Ülkemizdeki bir çok kuruma baktığımızda dünyadaki yeni gelişmelerden ve teknolojiden ya haberdar olmadıklarını ya da haberleri olsa bile çok uzakmış ve gerçekleştirmesi imkansızmış gibi davrandıklarını görüyoruz. Her ne kadar teknolojiye ayak uydurup insanlar yerine robotları ikame edip çalışanları işten çıkarmasalar da; küresel rekabette geriye düştükleri için batmanın eşiğine geldiklerine veya iflas ettiklerine şahit oluyoruz. Kısaca, sonuç değişmiyor ve yeni işsizler olarak karşımıza çıkıyor. Kapanan kurumlardan çıkan ya da işini gelişen teknolojiye kaptıran yeni işsizlerin bir iş bulması da hiç kolay görünmüyor. Çünkü teknolojiye ve yeni üretim sistemlerine yani Endüstri 4.0’a kendini hazırlayamamış ve uyum sağlayamamış çalışanlara artık ihtiyaç duyulmuyor. İhtiyaç duyulmadıkları için de gereksiz konuma düşüyorlar.

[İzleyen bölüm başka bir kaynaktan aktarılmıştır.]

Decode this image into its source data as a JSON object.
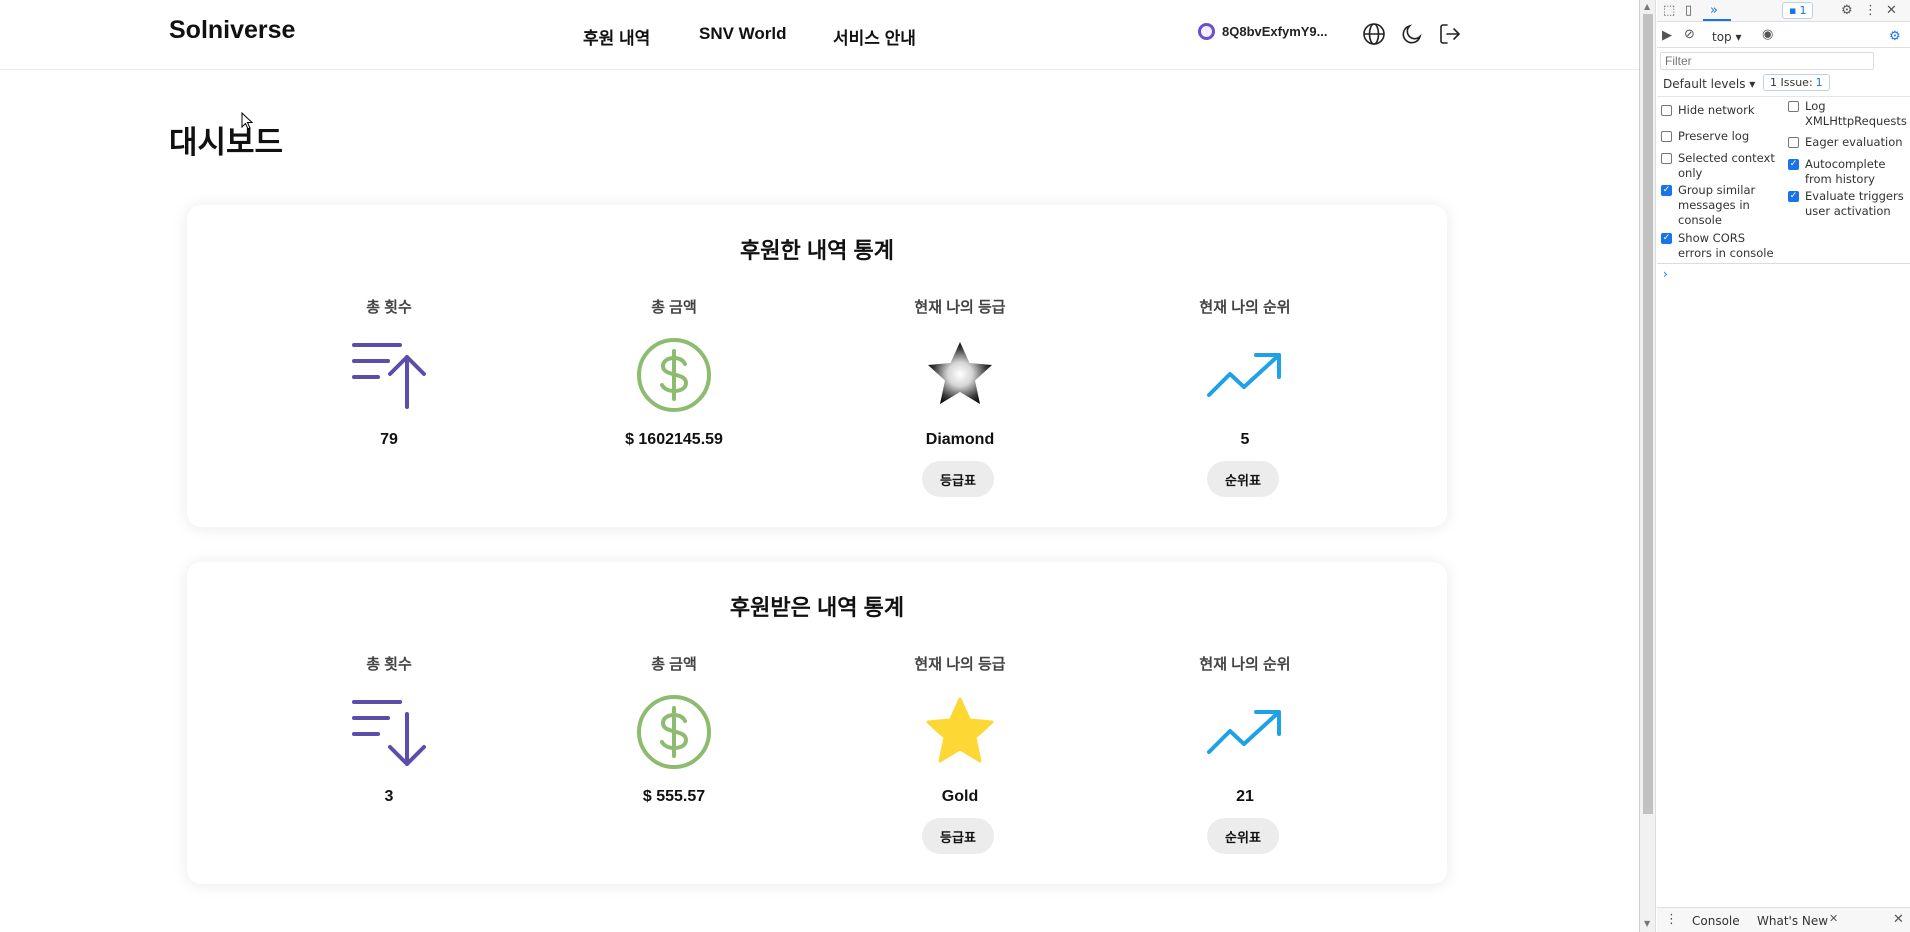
{
  "header": {
    "logo": "Solniverse",
    "nav": [
      "후원 내역",
      "SNV World",
      "서비스 안내"
    ],
    "wallet": "8Q8bvExfymY9...",
    "icons": [
      "globe-icon",
      "moon-icon",
      "logout-icon"
    ]
  },
  "page_title": "대시보드",
  "given": {
    "title": "후원한 내역 통계",
    "stats": [
      {
        "label": "총 횟수",
        "value": "79",
        "icon": "sort-up-icon"
      },
      {
        "label": "총 금액",
        "value": "$ 1602145.59",
        "icon": "dollar-icon"
      },
      {
        "label": "현재 나의 등급",
        "value": "Diamond",
        "icon": "diamond-star-icon",
        "button": "등급표"
      },
      {
        "label": "현재 나의 순위",
        "value": "5",
        "icon": "trend-up-icon",
        "button": "순위표"
      }
    ]
  },
  "received": {
    "title": "후원받은 내역 통계",
    "stats": [
      {
        "label": "총 횟수",
        "value": "3",
        "icon": "sort-down-icon"
      },
      {
        "label": "총 금액",
        "value": "$ 555.57",
        "icon": "dollar-icon"
      },
      {
        "label": "현재 나의 등급",
        "value": "Gold",
        "icon": "gold-star-icon",
        "button": "등급표"
      },
      {
        "label": "현재 나의 순위",
        "value": "21",
        "icon": "trend-up-icon",
        "button": "순위표"
      }
    ]
  },
  "colors": {
    "indigo": "#5b4eab",
    "green": "#8dbb6f",
    "gold": "#fdd835",
    "blue": "#1ea1e6",
    "accent": "#1a73e8"
  },
  "devtools": {
    "issues_badge": "1",
    "context": "top",
    "filter_placeholder": "Filter",
    "levels": "Default levels",
    "issues": "1 Issue:",
    "issues_count": "1",
    "options_left": [
      {
        "label": "Hide network",
        "checked": false
      },
      {
        "label": "Preserve log",
        "checked": false
      },
      {
        "label": "Selected context only",
        "checked": false
      },
      {
        "label": "Group similar messages in console",
        "checked": true
      },
      {
        "label": "Show CORS errors in console",
        "checked": true
      }
    ],
    "options_right": [
      {
        "label": "Log XMLHttpRequests",
        "checked": false
      },
      {
        "label": "Eager evaluation",
        "checked": false
      },
      {
        "label": "Autocomplete from history",
        "checked": true
      },
      {
        "label": "Evaluate triggers user activation",
        "checked": true
      }
    ],
    "bottom_tabs": [
      "Console",
      "What's New"
    ]
  }
}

O zaman, değişen dünyayı hep beraber kabul ettikten sonra hızla altyapı dönüşümümüzü tamamlamalı ve elimizdeki iş gücünü bu yönde eğitmeliyiz. Genç kuşakların eğitiminde dijital dünyayı daha iyi tanımalarını sağlamalı ve sadece birer tüketici olmaktan kurtararak üretici konuma geçmeleri için çalışmalıyız. Şirketlerin dijital dönüşümlerine destek vermeli, onlara yol gösterici kapılar açmalıyız. Bu dönüşümü sadece özel kurumların sırtına yüklemeyi bir kenara bırakıp, devlet olarak da onlara fayda sağlamalıyız. Kısaca top yekün bir seferberlik başlatarak hep beraber el ele vermeli ve değişen dünyada biz de varız demeliyiz. Gerisi ise zaten kolay.